Office on Aging gets input on services

"If you ask young people what old people fear the most, they always guess dying. But they're wrong. What older people fear more than anything else is losing their independence," said Carol Lienhard, the director of the Harford County Office on Aging.

The Office on Aging held a public hearing recently on its Area Plan for Services for the Elderly for 2004 to 2006. The plan outlined a number of services available to Harford's senior citizens and emphasized areas likely to need improvement.


The Office on Aging offers a range of services for seniors, including nutrition and health programs, assistance with Medicare and Medicaid difficulties, and volunteer and learning opportunities for the elderly.

"All of the services we have are aimed at providing them independence, dignity, and choice in the way they live their lives," Lienhard said.


Growing numbers

According to the 2000 Census, almost 14 percent of Harford's population is older than age 60, and about 7 percent of those people live below the poverty line.

The Office on Aging works to improve the quality of life for all area seniors, and is especially concerned with those who live in rural areas, minorities, the disabled or chronically ill, and the poor.

The Area Plan for Services for the Elderly is updated yearly, while a more comprehensive plan is created every three years.

These plans are made in accordance with the Older Americans Act, a federal law that authorizes grants to states for community programs for the elderly.

The Harford office is part of a nationwide network of offices on aging that provide similar services throughout the country.

About 70 people attended the hearing Tuesday at McFaul Activities Center in Bel Air.

Some participants voiced concerns about prescription drug costs, which are not within the domain of the office. However, the seniors were told that the Office on Aging can counsel them on health insurance issues.


Others in attendance expressed a desire for more classes to be offered at the county's senior centers, including classes on computers and Spanish.

Lienhard said the center has taken into account everything discussed at the hearing.

"We don't finalize the plan until after the meeting," she said. "We like to think that we're proactive in listening. That's really how we shape our services."

Harford County is home to four senior centers associated with the Office on Aging. They are in Bel Air, Edgewood, Joppatowne and Abingdon. The centers depend greatly on the help of senior volunteers and also on their partnerships with other community and government agencies.

Within the three-year plan, the office outlined some key developments that it hopes to make over the coming years, keeping in mind the looming retirement of a generation of baby boomers.

The office's priority areas for 2004-2006 include transportation services for those in rural areas, affordable senior housing in the county, improved health-care for Harford's seniors, and expanding volunteer programs for older adults.
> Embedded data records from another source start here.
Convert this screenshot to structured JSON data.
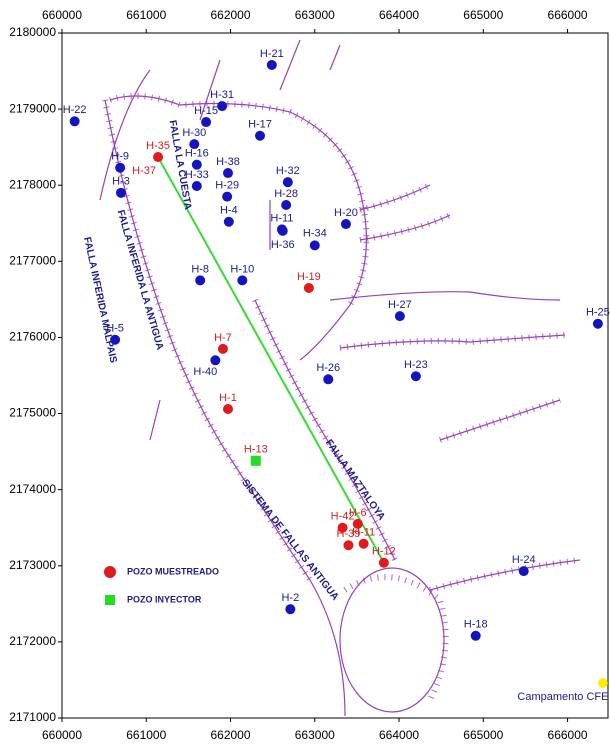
{
  "chart_data": {
    "type": "scatter",
    "xlim": [
      660000,
      666480
    ],
    "ylim": [
      2171000,
      2180000
    ],
    "xticks": [
      660000,
      661000,
      662000,
      663000,
      664000,
      665000,
      666000
    ],
    "yticks": [
      2171000,
      2172000,
      2173000,
      2174000,
      2175000,
      2176000,
      2177000,
      2178000,
      2179000,
      2180000
    ],
    "series": [
      {
        "color": "#1515c0",
        "label_color": "#1a1a8c",
        "marker": "circle",
        "labels": [
          "H-21",
          "H-31",
          "H-22",
          "H-15",
          "H-17",
          "H-30",
          "H-9",
          "H-16",
          "H-38",
          "H-32",
          "H-3",
          "H-33",
          "H-29",
          "H-28",
          "H-4",
          "H-20",
          "H-11",
          "H-36",
          "H-34",
          "H-8",
          "H-10",
          "H-27",
          "H-5",
          "H-25",
          "H-40",
          "H-26",
          "H-23",
          "H-24",
          "H-2",
          "H-18"
        ],
        "x": [
          662490,
          661900,
          660150,
          661710,
          662350,
          661570,
          660690,
          661600,
          661970,
          662680,
          660700,
          661600,
          661960,
          662660,
          661980,
          663370,
          662610,
          662620,
          663000,
          661640,
          662140,
          664010,
          660630,
          666360,
          661820,
          663160,
          664200,
          665480,
          662710,
          664910
        ],
        "y": [
          2179580,
          2179040,
          2178840,
          2178830,
          2178650,
          2178540,
          2178230,
          2178270,
          2178160,
          2178040,
          2177900,
          2177990,
          2177850,
          2177740,
          2177520,
          2177490,
          2177420,
          2177400,
          2177210,
          2176750,
          2176750,
          2176280,
          2175970,
          2176180,
          2175700,
          2175450,
          2175490,
          2172930,
          2172430,
          2172080
        ]
      },
      {
        "name": "POZO MUESTREADO",
        "color": "#e01b1b",
        "label_color": "#d42020",
        "marker": "circle",
        "labels": [
          "H-35",
          "H-37",
          "H-19",
          "H-7",
          "H-1",
          "H-42",
          "H-6",
          "H-39",
          "H-11",
          "H-12"
        ],
        "x": [
          661140,
          661140,
          662930,
          661910,
          661970,
          663330,
          663510,
          663400,
          663580,
          663820
        ],
        "y": [
          2178370,
          2178370,
          2176650,
          2175850,
          2175060,
          2173500,
          2173550,
          2173270,
          2173290,
          2173040
        ]
      },
      {
        "name": "POZO INYECTOR",
        "color": "#22dd22",
        "label_color": "#d42020",
        "marker": "square",
        "labels": [
          "H-13"
        ],
        "x": [
          662300
        ],
        "y": [
          2174380
        ]
      },
      {
        "color": "#ffee00",
        "label_color": "#1a1a8c",
        "marker": "circle",
        "labels": [
          "Campamento CFE"
        ],
        "x": [
          666420
        ],
        "y": [
          2171460
        ]
      }
    ],
    "annotations": [
      "FALLA INFERIDA MALPAIS",
      "FALLA INFERIDA LA ANTIGUA",
      "FALLA LA CUESTA",
      "FALLA MAZTALOYA",
      "SISTEMA DE FALLAS ANTIGUA"
    ]
  }
}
The office also hopes to make the community better informed about services already available.

For instance, the office currently offers meal programs, through which seniors are invited to eat lunch at one of the four senior centers. These meals meet one-third of a person's daily nutritional needs, and cost only what the diner can afford to pay.

The center expects to serve about 31,800 meals next year. They also expect to serve 30,000 meals through home delivery.

In-home services

The county also provides about 130 seniors with what it calls in-home services.

According to Lienhard, these services are for people who, "if someone doesn't help them, they're going to lose their independence."


Services include doing chores, going shopping or escorting an older person on errands.

According to the office, the average in-home service cost is $120 a month. If that elderly person were unable to care for him- or herself, nursing home care could cost up to $5,000 a month.

"It's a bargain," said Lienhard, adding that the main goal is to preserve people's choice in how they live their lives.

In addition, the office provides legal assistance to those with low incomes and can act as advocates for those in nursing homes who have grievances.

The office also offers help - or a much-needed break - for families who care for older loved ones.

For instance, the office recently provided a week's worth of care for an elderly relative so a family could go on their first vacation in six years.


Lienhard attributes the office's success to the fact that staff members listen to the community, that they have so many beneficial partnerships with other agencies, and that seniors themselves contribute so much of their time.

According to Lienhard, with the help of older volunteers, three staff members can run a senior center with 500 members.

"It's as important for them to be able to give back as it is for them to be able to receive the services," she said.